Imposing a two-year jail term, suspended for the same period, Judge Martin Walsh told the defendant: "After careful and considered reflection, I am satisfied that it is in the interests of justice for the sentence of imprisonment to be suspended, recognising as I do that this may be difficult to accept by some, if not all, of the family and friends of the deceased.
"In the light of their personal grief, such feelings may be understandable.
"This was, however, a piece of driving that occurred over a very short period of time.
"You made a genuine but catastrophic mistake.
"The consequences were unforeseen and completely unintended.
"I ask myself what would an immediate sentence of imprisonment achieve and whether immediate immediate imprisonment would be in the public interest?
"It will not serve as a deterrent to you or to others.
"It will not put right the harm that has been done.
"Whilst it would, of course, be a harsh punishment, the fact is that you will live for the rest of your life in the knowledge that your unintended actions on this occasion resulted in the deaths of two people.
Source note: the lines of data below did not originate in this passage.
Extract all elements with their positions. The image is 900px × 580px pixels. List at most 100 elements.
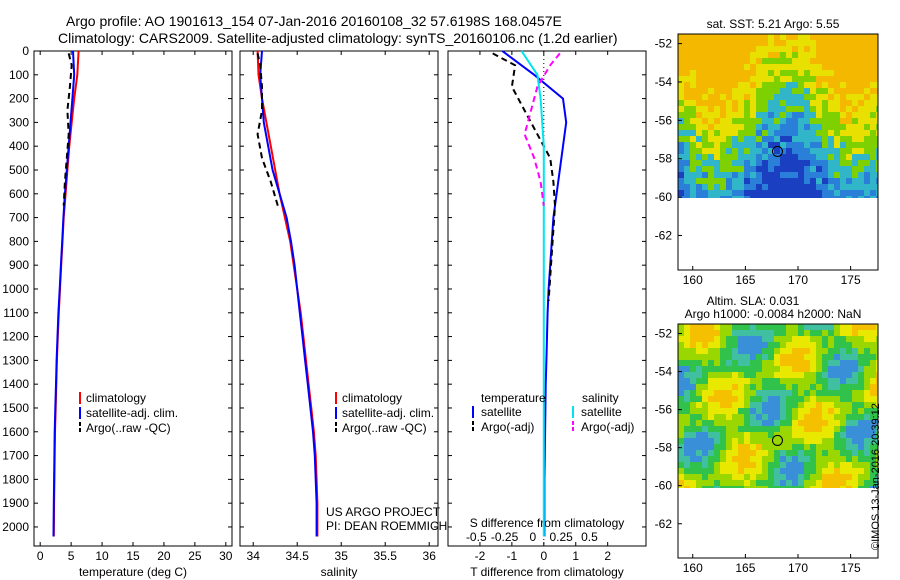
map-cell [870,462,876,468]
map-cell [828,100,834,106]
map-cell [690,124,696,130]
map-cell [834,414,840,420]
map-cell [744,82,750,88]
map-cell [810,82,816,88]
map-cell [726,480,732,486]
series-line-climatology [256,50,319,537]
map-cell [798,88,804,94]
map-cell [690,468,696,474]
map-cell [690,444,696,450]
map-cell [762,184,768,190]
map-cell [726,118,732,124]
map-cell [858,52,864,58]
sst-map-title: sat. SST: 5.21 Argo: 5.55 [707,17,840,31]
map-cell [840,160,846,166]
map-cell [726,142,732,148]
map-cell [840,34,846,40]
top-tick-label: -0.5 [466,530,487,544]
map-cell [732,34,738,40]
map-cell [822,94,828,100]
map-cell [810,46,816,52]
map-cell [822,34,828,40]
map-cell [750,444,756,450]
map-cell [870,58,876,64]
map-cell [708,34,714,40]
map-cell [840,372,846,378]
map-cell [870,46,876,52]
map-cell [696,378,702,384]
map-cell [756,330,762,336]
map-cell [786,384,792,390]
map-cell [696,184,702,190]
map-cell [810,480,816,486]
map-cell [678,112,684,118]
map-cell [840,136,846,142]
map-cell [750,456,756,462]
map-cell [738,450,744,456]
map-cell [846,486,852,488]
map-cell [846,136,852,142]
map-cell [804,486,810,488]
x-tick-label: 15 [126,549,140,563]
map-cell [834,130,840,136]
map-cell [870,172,876,178]
map-cell [738,384,744,390]
map-cell [846,438,852,444]
map-cell [870,330,876,336]
map-cell [774,414,780,420]
map-cell [786,154,792,160]
map-cell [816,456,822,462]
map-cell [690,148,696,154]
map-cell [726,336,732,342]
map-cell [870,40,876,46]
map-cell [738,444,744,450]
map-cell [840,166,846,172]
map-cell [690,160,696,166]
map-cell [852,372,858,378]
map-cell [720,58,726,64]
map-cell [840,52,846,58]
map-cell [840,450,846,456]
legend-entry: satellite [481,405,522,419]
map-cell [876,444,878,450]
map-cell [864,366,870,372]
map-cell [708,148,714,154]
map-cell [798,196,804,198]
map-cell [750,480,756,486]
map-cell [798,82,804,88]
map-cell [864,52,870,58]
map-cell [810,366,816,372]
map-cell [852,450,858,456]
map-cell [696,402,702,408]
map-cell [780,154,786,160]
map-cell [774,372,780,378]
map-cell [732,70,738,76]
map-cell [846,184,852,190]
map-cell [714,142,720,148]
map-cell [792,52,798,58]
map-cell [822,46,828,52]
map-cell [684,336,690,342]
map-cell [828,184,834,190]
map-cell [714,40,720,46]
map-cell [780,396,786,402]
map-cell [738,426,744,432]
map-cell [738,324,744,330]
map-cell [876,196,878,198]
map-cell [702,468,708,474]
map-cell [774,378,780,384]
map-cell [810,378,816,384]
map-cell [678,342,684,348]
float-location-marker [771,434,783,446]
map-cell [780,378,786,384]
map-cell [768,88,774,94]
map-cell [756,420,762,426]
map-cell [684,402,690,408]
map-cell [828,474,834,480]
map-cell [810,154,816,160]
map-cell [858,70,864,76]
map-cell [816,178,822,184]
map-cell [852,34,858,40]
map-cell [684,142,690,148]
map-cell [792,124,798,130]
"That is your burden to bear."
Some family members gasped in the public gallery as the judge announced the sentence was to be suspended, with several leaving the courtroom.
After sentencing, one man in the public gallery shouted "the justice system is shite", while a woman told relatives of Mr Bull: "I hope you dad lives a long time to regret this.
"I hope he thinks about them every day."
Earlier the judge had told the court it was clear from "moving and eloquent" victim impact statements that the family and friends of both women had been "left devastated and bereft by the loss of their loved ones".
He added: "I want to make the obvious point that nothing that this court can do can put right the wrong, or restore the devastating loss that occurred.
"The sentence that this court imposes is not intended to and cannot ever reflect the value of the lives lost."